This doesn’t really constitute a review, just a couple of comments, but whatever.
In some previous posts, I had talked about my experience with Hibernating Rhinos’ Linq to Sql profiler. Basically, it failed for me, didn’t even function properly, and Ayende was unable to help.
Anyway, I’m working on something that uses Entity Framework, so I figured, what the hell, I’ve give it one more shot, I’ll just get the EF Profiler, and not the entire suite, and see how it works. I can expense it.
So, the first thing I did, obviously, was hook it up and see if it, well, you know, actually functioned.
That all went fine, which is obviously a good thing. I profiled the web application for a little bit. No red alerts, good. I sort of expected at least one or two, since I suck as a developer, so was glad to get some warm fuzzies. There were some of those annoying grey ‘unbounded result set’ alerts, but you can ignore them, turn them off, etc.
But, like most sucky developers, I put it away and figured I’d profile everything at the end.
And then, while I was working on something, I realized that the SQL my Entity Framework code was producing was wrong, as there was a serious bug in how some functionality was working.
Now, any decent SQL person will recognize the following as fairly typical when trying to figure out annoying SQL issues: fire up SQL Profiler, create a trace, work through the UI to reproduce the bug, save off the trace to a table, do some querying to find out what SQL is being generated, and then figure out what’s up. This isn’t difficult, by any stretch of the imagination, but it does take some work.

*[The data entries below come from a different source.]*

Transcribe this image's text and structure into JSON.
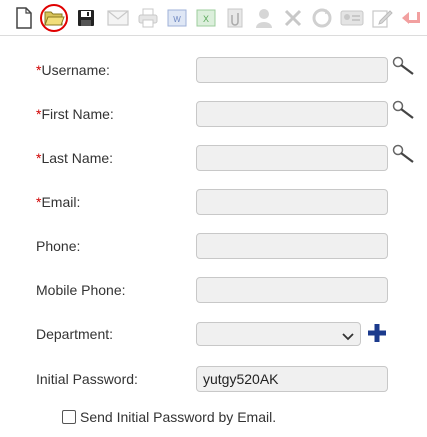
{
  "toolbar": {
    "items": [
      {
        "icon": "new-document-icon"
      },
      {
        "icon": "open-folder-icon",
        "highlighted": true
      },
      {
        "icon": "save-icon"
      },
      {
        "icon": "email-icon"
      },
      {
        "icon": "print-icon"
      },
      {
        "icon": "export-word-icon"
      },
      {
        "icon": "export-excel-icon"
      },
      {
        "icon": "attach-icon"
      },
      {
        "icon": "user-icon"
      },
      {
        "icon": "delete-icon"
      },
      {
        "icon": "refresh-icon"
      },
      {
        "icon": "id-card-icon"
      },
      {
        "icon": "edit-icon"
      },
      {
        "icon": "back-icon"
      }
    ],
    "highlight_color": "#e00000"
  },
  "form": {
    "username": {
      "required": "*",
      "label": "Username:",
      "value": ""
    },
    "first_name": {
      "required": "*",
      "label": "First Name:",
      "value": ""
    },
    "last_name": {
      "required": "*",
      "label": "Last Name:",
      "value": ""
    },
    "email": {
      "required": "*",
      "label": "Email:",
      "value": ""
    },
    "phone": {
      "label": "Phone:",
      "value": ""
    },
    "mobile_phone": {
      "label": "Mobile Phone:",
      "value": ""
    },
    "department": {
      "label": "Department:",
      "value": ""
    },
    "initial_password": {
      "label": "Initial Password:",
      "value": "yutgy520AK"
    },
    "send_password": {
      "label": "Send Initial Password by Email.",
      "checked": false
    }
  },
  "colors": {
    "required": "#d00000",
    "add_button": "#1b3a8c"
  }
}
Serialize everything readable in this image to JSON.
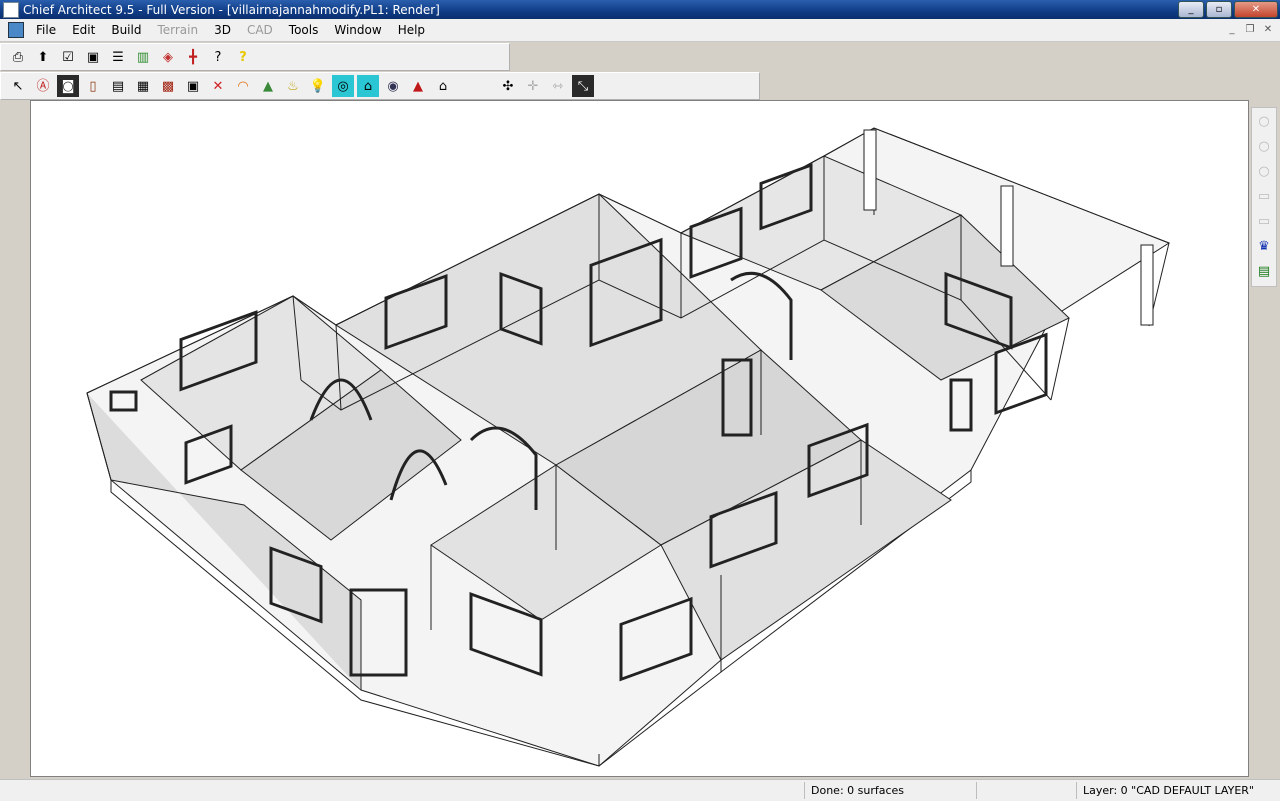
{
  "window": {
    "title": "Chief Architect 9.5 - Full Version - [villairnajannahmodify.PL1: Render]",
    "controls": [
      "_",
      "▫",
      "✕"
    ]
  },
  "menubar": {
    "items": [
      {
        "label": "File",
        "enabled": true
      },
      {
        "label": "Edit",
        "enabled": true
      },
      {
        "label": "Build",
        "enabled": true
      },
      {
        "label": "Terrain",
        "enabled": false
      },
      {
        "label": "3D",
        "enabled": true
      },
      {
        "label": "CAD",
        "enabled": false
      },
      {
        "label": "Tools",
        "enabled": true
      },
      {
        "label": "Window",
        "enabled": true
      },
      {
        "label": "Help",
        "enabled": true
      }
    ],
    "mdi_controls": [
      "_",
      "❐",
      "✕"
    ]
  },
  "toolbar1": {
    "buttons": [
      {
        "icon": "print-icon",
        "glyph": "⎙"
      },
      {
        "icon": "up-arrow-icon",
        "glyph": "⬆"
      },
      {
        "icon": "checkbox-icon",
        "glyph": "☑"
      },
      {
        "icon": "monitor-icon",
        "glyph": "▣"
      },
      {
        "icon": "list-icon",
        "glyph": "☰"
      },
      {
        "icon": "library-icon",
        "glyph": "▥"
      },
      {
        "icon": "paint-icon",
        "glyph": "◈"
      },
      {
        "icon": "axis-icon",
        "glyph": "╋"
      },
      {
        "icon": "info-icon",
        "glyph": "?"
      },
      {
        "icon": "help-icon",
        "glyph": "?"
      }
    ]
  },
  "toolbar2": {
    "buttons": [
      {
        "icon": "select-arrow-icon",
        "glyph": "↖",
        "pressed": false
      },
      {
        "icon": "wall-tool-icon",
        "glyph": "Ⓐ",
        "pressed": false
      },
      {
        "icon": "cabinet-icon",
        "glyph": "◙",
        "pressed": true
      },
      {
        "icon": "door-icon",
        "glyph": "▯",
        "pressed": false
      },
      {
        "icon": "window-tool-icon",
        "glyph": "▤",
        "pressed": false
      },
      {
        "icon": "box-icon",
        "glyph": "▦",
        "pressed": false
      },
      {
        "icon": "fireplace-icon",
        "glyph": "▩",
        "pressed": false
      },
      {
        "icon": "fixture-icon",
        "glyph": "▣",
        "pressed": false
      },
      {
        "icon": "cross-section-icon",
        "glyph": "✕",
        "pressed": false
      },
      {
        "icon": "rainbow-icon",
        "glyph": "◠",
        "pressed": false
      },
      {
        "icon": "blocks-icon",
        "glyph": "▲",
        "pressed": false
      },
      {
        "icon": "lamp-icon",
        "glyph": "♨",
        "pressed": false
      },
      {
        "icon": "bulb-icon",
        "glyph": "💡",
        "pressed": false
      },
      {
        "icon": "sun-toggle-icon",
        "glyph": "◎",
        "pressed": false,
        "cyan": true
      },
      {
        "icon": "house-view-icon",
        "glyph": "⌂",
        "pressed": false,
        "cyan": true
      },
      {
        "icon": "camera-icon",
        "glyph": "◉",
        "pressed": false
      },
      {
        "icon": "roof-icon",
        "glyph": "▲",
        "pressed": false
      },
      {
        "icon": "house-outline-icon",
        "glyph": "⌂",
        "pressed": false
      }
    ],
    "buttons_right": [
      {
        "icon": "tripod-icon",
        "glyph": "✣",
        "pressed": false
      },
      {
        "icon": "move-disabled-icon",
        "glyph": "✛",
        "pressed": false
      },
      {
        "icon": "walk-disabled-icon",
        "glyph": "⇿",
        "pressed": false
      },
      {
        "icon": "mouse-orbit-icon",
        "glyph": "⤡",
        "pressed": true
      }
    ]
  },
  "right_toolbar": {
    "buttons": [
      {
        "icon": "circle-icon",
        "glyph": "○",
        "active": false
      },
      {
        "icon": "circle-icon",
        "glyph": "○",
        "active": false
      },
      {
        "icon": "circle-icon",
        "glyph": "○",
        "active": false
      },
      {
        "icon": "rectangle-icon",
        "glyph": "▭",
        "active": false
      },
      {
        "icon": "rectangle-icon",
        "glyph": "▭",
        "active": false
      },
      {
        "icon": "chess-queen-icon",
        "glyph": "♛",
        "active": true
      },
      {
        "icon": "save-view-icon",
        "glyph": "▤",
        "active": true
      }
    ]
  },
  "statusbar": {
    "cell1": "",
    "cell2": "Done:  0 surfaces",
    "cell3": "",
    "cell4": "Layer: 0  \"CAD DEFAULT LAYER\""
  },
  "view": {
    "name": "3D render of floor plan",
    "render_style": "glass house / wireframe"
  }
}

I figured, what the hell, if EF Profiler is any good, it should really help in a situation like this, without me needing to do much.
So, I fired it up, and worked through the UI to reproduce the bug.
Well now. There’s the details of the query. And the stack trace. And you can jump to the code. Well, sometimes. Other times, it just says it can’t find the source file. I only just noticed this now, it worked before.
But, from the query details, I can see that Johnny Dumbass Developer forgot to manage null properly. Bad Johnny Dumbass. 30 seconds later, work through the UI, bug gone.
Not bad. I’m not sure why the source file can’t be found. I still hate that the damn thing tries to auto-update even though I don’t want it to. There’s still a little too much friction from the get go with it.
But, it probably saved me quite some time here, so I definitely don’t feel terrible about it like I used to.